見果てぬ夢

思想・学問

 現在、天皇皇后両陛下の傘寿を寿ぎ、奈良国立博物館で正倉院展を開催中だそうですね。
 先般NHKでその特集番組を放送していました。

 はるか古代に、建築にしろ、絵画にしろ、また、楽器や衣装にしろ、非常に優れた文物を作り出し、それが今も鮮やかに保存されているとは、誠に喜ばしく、また驚くべきことです。

 人が人たる所以のものは、実際の用にたたずとも、美しい物を作らずにおられないことにあるのかもしれません。

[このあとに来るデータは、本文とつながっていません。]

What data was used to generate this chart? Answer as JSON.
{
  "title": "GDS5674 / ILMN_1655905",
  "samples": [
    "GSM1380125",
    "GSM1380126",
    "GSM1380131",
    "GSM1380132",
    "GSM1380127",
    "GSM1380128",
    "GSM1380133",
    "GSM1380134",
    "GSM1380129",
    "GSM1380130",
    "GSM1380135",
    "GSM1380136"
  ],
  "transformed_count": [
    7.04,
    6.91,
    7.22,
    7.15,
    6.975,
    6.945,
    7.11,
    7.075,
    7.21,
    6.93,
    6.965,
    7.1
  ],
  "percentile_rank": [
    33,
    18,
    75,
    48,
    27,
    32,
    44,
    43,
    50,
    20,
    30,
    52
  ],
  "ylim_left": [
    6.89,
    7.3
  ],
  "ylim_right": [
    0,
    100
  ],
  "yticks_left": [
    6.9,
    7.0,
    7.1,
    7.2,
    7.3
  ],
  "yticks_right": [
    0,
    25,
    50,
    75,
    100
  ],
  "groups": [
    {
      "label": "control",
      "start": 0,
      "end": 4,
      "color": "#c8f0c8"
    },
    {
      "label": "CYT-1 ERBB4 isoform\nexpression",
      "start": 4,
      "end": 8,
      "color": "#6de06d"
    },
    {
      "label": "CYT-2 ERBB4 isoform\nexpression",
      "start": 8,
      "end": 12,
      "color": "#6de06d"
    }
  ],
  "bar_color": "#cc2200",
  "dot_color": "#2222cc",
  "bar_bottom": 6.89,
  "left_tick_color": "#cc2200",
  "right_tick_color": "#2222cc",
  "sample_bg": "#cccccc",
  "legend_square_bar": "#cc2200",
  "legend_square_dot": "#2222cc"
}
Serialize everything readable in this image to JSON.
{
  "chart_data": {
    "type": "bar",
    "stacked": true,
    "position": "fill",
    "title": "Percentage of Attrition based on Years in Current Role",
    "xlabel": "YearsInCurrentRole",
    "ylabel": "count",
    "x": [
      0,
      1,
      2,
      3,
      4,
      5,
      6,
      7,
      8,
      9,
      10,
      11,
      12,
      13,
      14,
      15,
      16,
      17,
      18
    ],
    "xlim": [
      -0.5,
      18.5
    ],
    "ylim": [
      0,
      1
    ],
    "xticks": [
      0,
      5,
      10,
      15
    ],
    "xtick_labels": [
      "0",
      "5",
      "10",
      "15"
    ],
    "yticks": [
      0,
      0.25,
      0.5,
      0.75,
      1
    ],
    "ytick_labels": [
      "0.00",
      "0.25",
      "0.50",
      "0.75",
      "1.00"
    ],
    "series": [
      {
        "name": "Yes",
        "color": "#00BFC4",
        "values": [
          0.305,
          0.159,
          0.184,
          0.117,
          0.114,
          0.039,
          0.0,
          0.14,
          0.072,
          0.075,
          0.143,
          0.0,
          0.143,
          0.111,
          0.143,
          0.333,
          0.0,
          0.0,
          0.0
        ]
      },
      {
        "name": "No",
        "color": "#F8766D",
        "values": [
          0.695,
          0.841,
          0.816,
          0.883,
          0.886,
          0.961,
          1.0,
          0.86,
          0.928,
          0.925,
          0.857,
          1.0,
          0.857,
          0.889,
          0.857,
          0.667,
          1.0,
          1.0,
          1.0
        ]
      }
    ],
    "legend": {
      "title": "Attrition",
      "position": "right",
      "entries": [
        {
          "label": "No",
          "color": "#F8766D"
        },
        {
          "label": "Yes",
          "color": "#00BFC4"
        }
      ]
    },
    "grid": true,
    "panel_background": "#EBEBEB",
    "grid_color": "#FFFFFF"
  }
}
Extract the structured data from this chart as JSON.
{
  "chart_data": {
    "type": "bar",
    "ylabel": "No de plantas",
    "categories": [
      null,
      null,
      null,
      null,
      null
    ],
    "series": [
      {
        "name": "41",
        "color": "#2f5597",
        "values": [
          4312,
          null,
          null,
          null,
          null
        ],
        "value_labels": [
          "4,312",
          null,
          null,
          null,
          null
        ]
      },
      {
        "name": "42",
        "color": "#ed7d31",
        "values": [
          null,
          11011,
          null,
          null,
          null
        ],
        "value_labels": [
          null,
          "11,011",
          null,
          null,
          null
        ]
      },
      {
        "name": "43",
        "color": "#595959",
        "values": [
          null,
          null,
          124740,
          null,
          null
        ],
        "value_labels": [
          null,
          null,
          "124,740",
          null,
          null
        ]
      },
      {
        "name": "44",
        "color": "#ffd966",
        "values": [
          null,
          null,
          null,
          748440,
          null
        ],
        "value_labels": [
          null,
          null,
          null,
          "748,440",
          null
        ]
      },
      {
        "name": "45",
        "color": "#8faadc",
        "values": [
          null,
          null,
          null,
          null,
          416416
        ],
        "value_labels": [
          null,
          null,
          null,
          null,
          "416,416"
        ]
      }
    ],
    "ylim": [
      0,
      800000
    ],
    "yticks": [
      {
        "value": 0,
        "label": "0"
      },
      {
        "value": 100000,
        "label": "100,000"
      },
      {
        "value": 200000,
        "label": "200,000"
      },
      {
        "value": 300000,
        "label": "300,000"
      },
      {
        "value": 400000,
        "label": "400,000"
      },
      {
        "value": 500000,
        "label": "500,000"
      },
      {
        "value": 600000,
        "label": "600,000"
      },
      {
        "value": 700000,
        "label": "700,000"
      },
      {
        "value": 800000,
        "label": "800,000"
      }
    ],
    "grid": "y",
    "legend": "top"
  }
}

 そうかと思えば、人は有史以来人間という同じ種同士で殺し合いを続けており、それは今も無くなっていません。
 それならば人の人たる所以のものは、殺し合いにあると言えるかもしれません。

 この相反する人間の性向が、同じ人間のなかに同時に存在することが、人間の不思議であり、人間たる所以なのでしょうか。

 物事には二面性があるようです。
 善と悪、戦争と平和、○○教の正義と××教の正義など。

 これらは物事の裏表で、どちらかが失われればもう片方の存在も危うくなります。

 悪が無くなれば善も消滅し、戦争がなくなれば平和の達成も不可能になりましょう。

 因果な世の中です。

 私たちは言葉では恒久平和を求め、善が普く世を覆うことを求めながら、相も変わらず悪事を働き、殺し合いを続けています。

 悲しいかな、これが世界の現実です。
 これを根本的に変革させることは、人が人であるかぎり不可能であるかのごとくです。

 私はただ、おのれ一人の平安を求めるしか、出来ることはありません。
 おのれ一人救えずに、他人を救おうなんておこがましいことは出来ません。

 自由民主主義のわが国にあっても、世の本質は混沌とした闘争状態であるようです。

 聖徳太子が和を以て貴しと為すと十七条憲法に記してから、いったいどれだけの時がながれ、日月の積み重ねの間、どれだけこの条文が踏みにじられてきたのでしょう。

 見果てぬ夢を見た聖徳太子には深く同情せざるをえません。

 冷酷な私はそんな無駄な夢を見ることなく、私一人を救う道を求めたいと思っています。